Хлестаков — Гарин не торопясь спускался по лестнице, в продолговатом цилиндре, в прямоугольных роговых очках, с пледом через плечо, с тростью под мышкой, сумрачный и отстраненный от фона, как персонаж Гофмана, способный менять обличья и вдруг исчезнуть. Тема превращений Хлестакова, важная для спектакля, была задана сразу. В дальнейшем герой представал вездесущим и многоликим: то расчетливо-холодным авантюристом, то увлеченным мистификатором, то упоенным созерцателем своих осуществленных фантазий. «Хлестаков умен — Хлестаков на голову выше веек тех, кто его окружает», — заявлял после премьеры Гарин1. Образ развертывался как сценическая метафора и как многоликий характер. Поступаясь фабульным единством, сквозным действием роли, Гарин и Мейерхольд {154} демонстрировали разные ипостаси Хлестакова, разные масштабы хлестаковщины — от волостного писаря до царя, говоря словами Герцена, и чем дальше, тем ближе к высшей степени сравнения.

Все это позволило Б. В. Алперсу2 уловить в композиционном развитии образа и спектакля структурные формы обозрения — обозрения большого социально-исторического плана.
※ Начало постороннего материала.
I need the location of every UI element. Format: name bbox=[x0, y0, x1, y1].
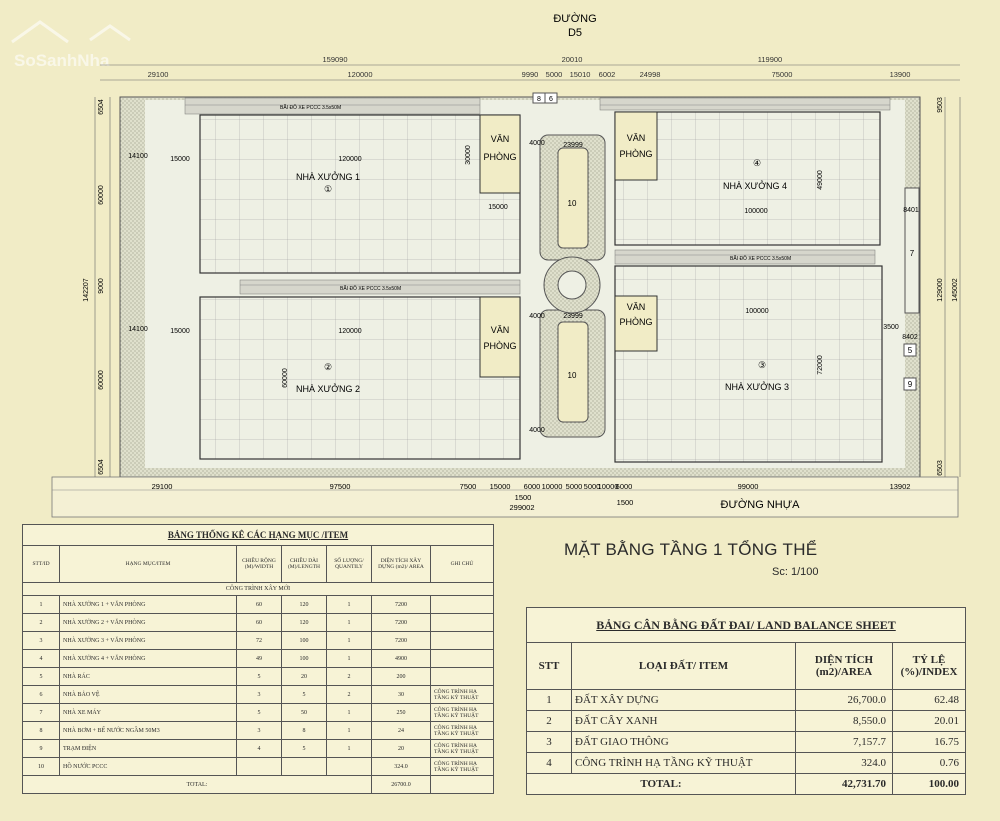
items-cell-l: 120 bbox=[282, 596, 327, 614]
items-cell-q: 1 bbox=[327, 596, 372, 614]
land-cell-item: ĐẤT CÂY XANH bbox=[572, 711, 796, 732]
parking-label-1: BÃI ĐỖ XE PCCC 3.5x50M bbox=[280, 105, 342, 111]
items-cell-stt: 4 bbox=[23, 650, 60, 668]
items-cell-q: 2 bbox=[327, 686, 372, 704]
items-cell-stt: 1 bbox=[23, 596, 60, 614]
col-area: DIỆN TÍCH XÂY DỰNG (m2)/ AREA bbox=[372, 546, 431, 583]
svg-text:①: ① bbox=[323, 184, 333, 194]
svg-text:13902: 13902 bbox=[889, 482, 911, 491]
items-cell-a: 7200 bbox=[372, 614, 431, 632]
items-cell-q bbox=[327, 758, 372, 776]
items-row bbox=[23, 704, 494, 722]
items-cell-note bbox=[431, 632, 494, 650]
items-cell-q: 1 bbox=[327, 740, 372, 758]
svg-text:VĂN: VĂN bbox=[490, 325, 510, 335]
svg-text:8: 8 bbox=[537, 96, 541, 103]
svg-text:145002: 145002 bbox=[952, 278, 959, 302]
svg-text:23999: 23999 bbox=[563, 142, 583, 149]
items-total-value: 26700.0 bbox=[372, 776, 431, 794]
svg-text:NHÀ XƯỞNG 3: NHÀ XƯỞNG 3 bbox=[725, 382, 789, 392]
items-row bbox=[23, 632, 494, 650]
svg-text:100000: 100000 bbox=[745, 308, 769, 315]
items-cell-stt: 5 bbox=[23, 668, 60, 686]
svg-text:6504: 6504 bbox=[98, 99, 105, 115]
land-total-ratio: 100.00 bbox=[893, 774, 966, 795]
svg-text:15000: 15000 bbox=[488, 204, 508, 211]
items-row bbox=[23, 758, 494, 776]
svg-text:6: 6 bbox=[549, 96, 553, 103]
land-cell-ratio: 0.76 bbox=[893, 753, 966, 774]
col-item: HẠNG MỤC/ITEM bbox=[60, 546, 237, 583]
dimension-right bbox=[937, 97, 960, 477]
svg-text:VĂN: VĂN bbox=[626, 302, 646, 312]
marker-10-bottom: 10 bbox=[567, 371, 577, 380]
items-cell-note bbox=[431, 614, 494, 632]
items-cell-q: 1 bbox=[327, 722, 372, 740]
items-cell-note: CÔNG TRÌNH HẠ TẦNG KỸ THUẬT bbox=[431, 722, 494, 740]
col-length: CHIỀU DÀI (M)/LENGTH bbox=[282, 546, 327, 583]
items-cell-l: 100 bbox=[282, 650, 327, 668]
items-cell-item: NHÀ XƯỞNG 2 + VĂN PHÒNG bbox=[60, 614, 237, 632]
items-cell-a: 7200 bbox=[372, 632, 431, 650]
svg-text:129000: 129000 bbox=[937, 278, 944, 302]
svg-text:NHÀ XƯỞNG 1: NHÀ XƯỞNG 1 bbox=[296, 172, 360, 182]
svg-text:7: 7 bbox=[909, 249, 915, 258]
items-cell-item: HỒ NƯỚC PCCC bbox=[60, 758, 237, 776]
svg-text:9: 9 bbox=[907, 380, 913, 389]
land-row bbox=[527, 732, 966, 753]
building-4 bbox=[615, 112, 880, 245]
items-cell-w bbox=[237, 758, 282, 776]
items-cell-q: 2 bbox=[327, 668, 372, 686]
logo bbox=[12, 22, 130, 70]
items-cell-w: 4 bbox=[237, 740, 282, 758]
items-cell-a: 250 bbox=[372, 704, 431, 722]
svg-text:4000: 4000 bbox=[529, 313, 545, 320]
svg-text:9000: 9000 bbox=[98, 278, 105, 294]
items-total-label: TOTAL: bbox=[23, 776, 372, 794]
items-cell-note: CÔNG TRÌNH HẠ TẦNG KỸ THUẬT bbox=[431, 758, 494, 776]
items-cell-note: CÔNG TRÌNH HẠ TẦNG KỸ THUẬT bbox=[431, 740, 494, 758]
svg-text:PHÒNG: PHÒNG bbox=[619, 149, 653, 159]
svg-text:23999: 23999 bbox=[563, 313, 583, 320]
land-cell-area: 324.0 bbox=[796, 753, 893, 774]
items-cell-note: CÔNG TRÌNH HẠ TẦNG KỸ THUẬT bbox=[431, 704, 494, 722]
items-cell-item: NHÀ XƯỞNG 1 + VĂN PHÒNG bbox=[60, 596, 237, 614]
items-cell-q: 1 bbox=[327, 632, 372, 650]
svg-text:PHÒNG: PHÒNG bbox=[619, 317, 653, 327]
svg-text:1500: 1500 bbox=[616, 498, 634, 507]
svg-text:5000: 5000 bbox=[583, 482, 601, 491]
land-cell-area: 7,157.7 bbox=[796, 732, 893, 753]
svg-text:PHÒNG: PHÒNG bbox=[483, 341, 517, 351]
items-cell-item: NHÀ XE MÁY bbox=[60, 704, 237, 722]
parking-band-top-right bbox=[600, 98, 890, 110]
land-cell-stt: 4 bbox=[527, 753, 572, 774]
svg-text:60000: 60000 bbox=[98, 370, 105, 390]
svg-text:7500: 7500 bbox=[459, 482, 477, 491]
svg-text:4000: 4000 bbox=[529, 140, 545, 147]
items-row bbox=[23, 668, 494, 686]
land-cell-item: ĐẤT GIAO THÔNG bbox=[572, 732, 796, 753]
items-cell-l: 5 bbox=[282, 686, 327, 704]
road-bottom-label: ĐƯỜNG NHỰA bbox=[720, 499, 800, 511]
svg-text:3500: 3500 bbox=[883, 324, 899, 331]
road-top-label bbox=[553, 12, 596, 39]
items-cell-item: NHÀ XƯỞNG 4 + VĂN PHÒNG bbox=[60, 650, 237, 668]
col-qty: SỐ LƯỢNG/ QUANTILY bbox=[327, 546, 372, 583]
svg-text:14100: 14100 bbox=[128, 153, 148, 160]
parking-label-3: BÃI ĐỖ XE PCCC 3.5x50M bbox=[730, 256, 792, 262]
items-cell-item: NHÀ BẢO VỆ bbox=[60, 686, 237, 704]
items-cell-w: 5 bbox=[237, 704, 282, 722]
svg-text:72000: 72000 bbox=[817, 355, 824, 375]
svg-text:②: ② bbox=[323, 362, 333, 372]
svg-text:15000: 15000 bbox=[170, 156, 190, 163]
items-cell-stt: 8 bbox=[23, 722, 60, 740]
svg-text:5000: 5000 bbox=[545, 70, 563, 79]
svg-text:VĂN: VĂN bbox=[490, 134, 510, 144]
svg-text:4000: 4000 bbox=[529, 427, 545, 434]
svg-text:119900: 119900 bbox=[757, 55, 783, 64]
plan-scale: Sc: 1/100 bbox=[772, 566, 819, 578]
svg-text:VĂN: VĂN bbox=[626, 133, 646, 143]
items-cell-l bbox=[282, 758, 327, 776]
land-col-item: LOẠI ĐẤT/ ITEM bbox=[572, 643, 796, 690]
items-cell-stt: 6 bbox=[23, 686, 60, 704]
items-cell-w: 5 bbox=[237, 668, 282, 686]
land-row bbox=[527, 690, 966, 711]
svg-text:60000: 60000 bbox=[98, 185, 105, 205]
land-row bbox=[527, 753, 966, 774]
svg-text:NHÀ XƯỞNG 2: NHÀ XƯỞNG 2 bbox=[296, 384, 360, 394]
svg-text:④: ④ bbox=[752, 158, 762, 168]
items-table bbox=[22, 524, 494, 794]
items-cell-q: 1 bbox=[327, 704, 372, 722]
items-cell-l: 5 bbox=[282, 740, 327, 758]
section-label: CÔNG TRÌNH XÂY MỚI bbox=[23, 583, 494, 596]
svg-text:30000: 30000 bbox=[465, 145, 472, 165]
svg-text:10000: 10000 bbox=[597, 482, 619, 491]
land-total-area: 42,731.70 bbox=[796, 774, 893, 795]
items-cell-w: 60 bbox=[237, 614, 282, 632]
svg-text:6000: 6000 bbox=[615, 482, 633, 491]
col-width: CHIỀU RỘNG (M)/WIDTH bbox=[237, 546, 282, 583]
svg-text:6002: 6002 bbox=[598, 70, 616, 79]
svg-text:120000: 120000 bbox=[338, 328, 362, 335]
items-cell-stt: 10 bbox=[23, 758, 60, 776]
svg-text:29100: 29100 bbox=[147, 70, 169, 79]
svg-text:9990: 9990 bbox=[521, 70, 539, 79]
items-row bbox=[23, 614, 494, 632]
land-cell-stt: 1 bbox=[527, 690, 572, 711]
svg-text:100000: 100000 bbox=[744, 208, 768, 215]
items-cell-a: 20 bbox=[372, 740, 431, 758]
items-row bbox=[23, 686, 494, 704]
items-cell-l: 20 bbox=[282, 668, 327, 686]
land-cell-stt: 2 bbox=[527, 711, 572, 732]
land-cell-ratio: 20.01 bbox=[893, 711, 966, 732]
items-cell-a: 30 bbox=[372, 686, 431, 704]
items-cell-stt: 9 bbox=[23, 740, 60, 758]
items-cell-a: 324.0 bbox=[372, 758, 431, 776]
land-row bbox=[527, 711, 966, 732]
items-row bbox=[23, 740, 494, 758]
items-cell-w: 49 bbox=[237, 650, 282, 668]
col-stt: STT/ID bbox=[23, 546, 60, 583]
svg-text:8402: 8402 bbox=[902, 334, 918, 341]
land-balance-table bbox=[526, 607, 966, 795]
items-cell-w: 60 bbox=[237, 596, 282, 614]
items-row bbox=[23, 650, 494, 668]
col-note: GHI CHÚ bbox=[431, 546, 494, 583]
items-table-title: BẢNG THỐNG KÊ CÁC HẠNG MỤC /ITEM bbox=[23, 525, 494, 546]
svg-text:99000: 99000 bbox=[737, 482, 759, 491]
items-cell-q: 1 bbox=[327, 614, 372, 632]
dimension-top bbox=[100, 55, 960, 80]
items-cell-note: CÔNG TRÌNH HẠ TẦNG KỸ THUẬT bbox=[431, 686, 494, 704]
svg-text:8401: 8401 bbox=[903, 207, 919, 214]
land-cell-stt: 3 bbox=[527, 732, 572, 753]
parking-label-2: BÃI ĐỖ XE PCCC 3.5x50M bbox=[340, 286, 402, 292]
items-cell-w: 3 bbox=[237, 722, 282, 740]
items-cell-note bbox=[431, 596, 494, 614]
land-cell-ratio: 62.48 bbox=[893, 690, 966, 711]
items-cell-w: 3 bbox=[237, 686, 282, 704]
items-cell-item: TRẠM ĐIỆN bbox=[60, 740, 237, 758]
svg-text:5000: 5000 bbox=[565, 482, 583, 491]
svg-text:142207: 142207 bbox=[83, 278, 90, 302]
items-row bbox=[23, 596, 494, 614]
svg-text:20010: 20010 bbox=[561, 55, 583, 64]
items-cell-stt: 3 bbox=[23, 632, 60, 650]
items-cell-l: 100 bbox=[282, 632, 327, 650]
svg-text:97500: 97500 bbox=[329, 482, 351, 491]
svg-text:29100: 29100 bbox=[151, 482, 173, 491]
building-3 bbox=[615, 266, 882, 462]
land-total-label: TOTAL: bbox=[527, 774, 796, 795]
svg-text:6503: 6503 bbox=[937, 460, 944, 476]
land-col-area: DIỆN TÍCH (m2)/AREA bbox=[796, 643, 893, 690]
dimension-left bbox=[83, 97, 110, 477]
svg-text:120000: 120000 bbox=[338, 156, 362, 163]
items-cell-stt: 2 bbox=[23, 614, 60, 632]
logo-text: SoSanhNha bbox=[14, 51, 110, 70]
svg-text:14100: 14100 bbox=[128, 326, 148, 333]
land-col-ratio: TỶ LỆ (%)/INDEX bbox=[893, 643, 966, 690]
svg-text:159090: 159090 bbox=[322, 55, 348, 64]
svg-text:1500: 1500 bbox=[514, 493, 532, 502]
svg-text:NHÀ XƯỞNG 4: NHÀ XƯỞNG 4 bbox=[723, 181, 787, 191]
items-cell-a: 24 bbox=[372, 722, 431, 740]
land-cell-area: 8,550.0 bbox=[796, 711, 893, 732]
land-table-title: BẢNG CÂN BẰNG ĐẤT ĐAI/ LAND BALANCE SHEET bbox=[527, 608, 966, 643]
items-cell-l: 8 bbox=[282, 722, 327, 740]
land-col-stt: STT bbox=[527, 643, 572, 690]
svg-text:③: ③ bbox=[757, 360, 767, 370]
marker-10-top: 10 bbox=[567, 199, 577, 208]
items-cell-note bbox=[431, 650, 494, 668]
items-cell-item: NHÀ RÁC bbox=[60, 668, 237, 686]
svg-text:75000: 75000 bbox=[771, 70, 793, 79]
svg-text:ĐƯỜNG: ĐƯỜNG bbox=[553, 13, 597, 25]
svg-text:15000: 15000 bbox=[170, 328, 190, 335]
items-cell-note bbox=[431, 668, 494, 686]
svg-text:49000: 49000 bbox=[817, 170, 824, 190]
land-cell-area: 26,700.0 bbox=[796, 690, 893, 711]
svg-text:D5: D5 bbox=[567, 27, 583, 39]
svg-text:15000: 15000 bbox=[489, 482, 511, 491]
svg-text:5: 5 bbox=[907, 346, 913, 355]
svg-text:120000: 120000 bbox=[347, 70, 373, 79]
items-row bbox=[23, 722, 494, 740]
items-cell-item: NHÀ XƯỞNG 3 + VĂN PHÒNG bbox=[60, 632, 237, 650]
items-cell-a: 200 bbox=[372, 668, 431, 686]
svg-text:9503: 9503 bbox=[937, 97, 944, 113]
items-cell-q: 1 bbox=[327, 650, 372, 668]
svg-text:15010: 15010 bbox=[569, 70, 591, 79]
items-cell-l: 120 bbox=[282, 614, 327, 632]
land-cell-ratio: 16.75 bbox=[893, 732, 966, 753]
plan-title: MẶT BẰNG TẦNG 1 TỔNG THỂ bbox=[564, 540, 818, 559]
land-cell-item: CÔNG TRÌNH HẠ TẦNG KỸ THUẬT bbox=[572, 753, 796, 774]
svg-text:60000: 60000 bbox=[282, 368, 289, 388]
svg-text:PHÒNG: PHÒNG bbox=[483, 152, 517, 162]
items-cell-l: 50 bbox=[282, 704, 327, 722]
svg-text:13900: 13900 bbox=[889, 70, 911, 79]
svg-text:6000: 6000 bbox=[523, 482, 541, 491]
svg-text:10000: 10000 bbox=[541, 482, 563, 491]
svg-text:24998: 24998 bbox=[639, 70, 661, 79]
items-cell-a: 4900 bbox=[372, 650, 431, 668]
svg-text:6504: 6504 bbox=[98, 459, 105, 475]
land-cell-item: ĐẤT XÂY DỰNG bbox=[572, 690, 796, 711]
items-cell-item: NHÀ BƠM + BỂ NƯỚC NGẦM 50M3 bbox=[60, 722, 237, 740]
items-cell-stt: 7 bbox=[23, 704, 60, 722]
svg-text:299002: 299002 bbox=[509, 503, 535, 512]
items-cell-a: 7200 bbox=[372, 596, 431, 614]
items-cell-w: 72 bbox=[237, 632, 282, 650]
Сейчас, при первом выходе Хлестакова, к петлице его фрака на бечевке был привязан бублик. Сосредоточенно и изящно дойдя до края сцены, повернувшись в профиль, постояв, Хлестаков лишь теперь замечал Осипа и широким жестом даровал ему бублик, как орден, как цветок. Лаконичная деталь говорила о многом — о голоде, терзавшем Хлестакова, его спутника и его слугу, о позерстве, но и своего рода великодушии барина, о легкости в мыслях, надоумившей его вдруг так кокетливо, с бантиком, подвязать бублик. Это свойство выдумщика-мистификатора напоминало о себе с приходом городничего. Хлестаков проворно бросался в постель, под одеяло, с подвязанной щекой, но в цилиндре. Ничуть не теряясь, Хлестаков нервически повышал тон, а при неосторожных словах городничего об унтер-офицерской вдове выставлял из-под одеяла трость, готовый к защите. Помирающий со страху городничий не мог оторвать глаз от трости: он уже видел, как она гуляет по его спине. А когда подымал глаза, Хлестаков расхаживал по номеру в мундире своего спутника-офицера. Чеканил шаг, вскидывал подбородок, речь звучала отрывисто, как команда. Облачался в шинель, надевал кивер. Метаморфоза отдавала нечистой силой, городничий в полуобмороке крестился. В эту минуту срабатывала и другая режиссерская деталь — с грохотом опрокидывалась дверь на лестнице, и Бобчинский — С. В. Козиков, описав параболу, летел в люк, назначение которого было публике уже объяснено. Трюк, близкий скорее «Смерти Тарелкина», был, однако, действенно оправдан, поскольку помогал нагнетать мотивировки невероятного. Хлестаков даже не поворачивался в сторону катастрофы, и бровью не поводил — он был выше подобной безделицы. Это добивало городничего: страх, у которого глаза велики, еще больше преувеличивал виденное.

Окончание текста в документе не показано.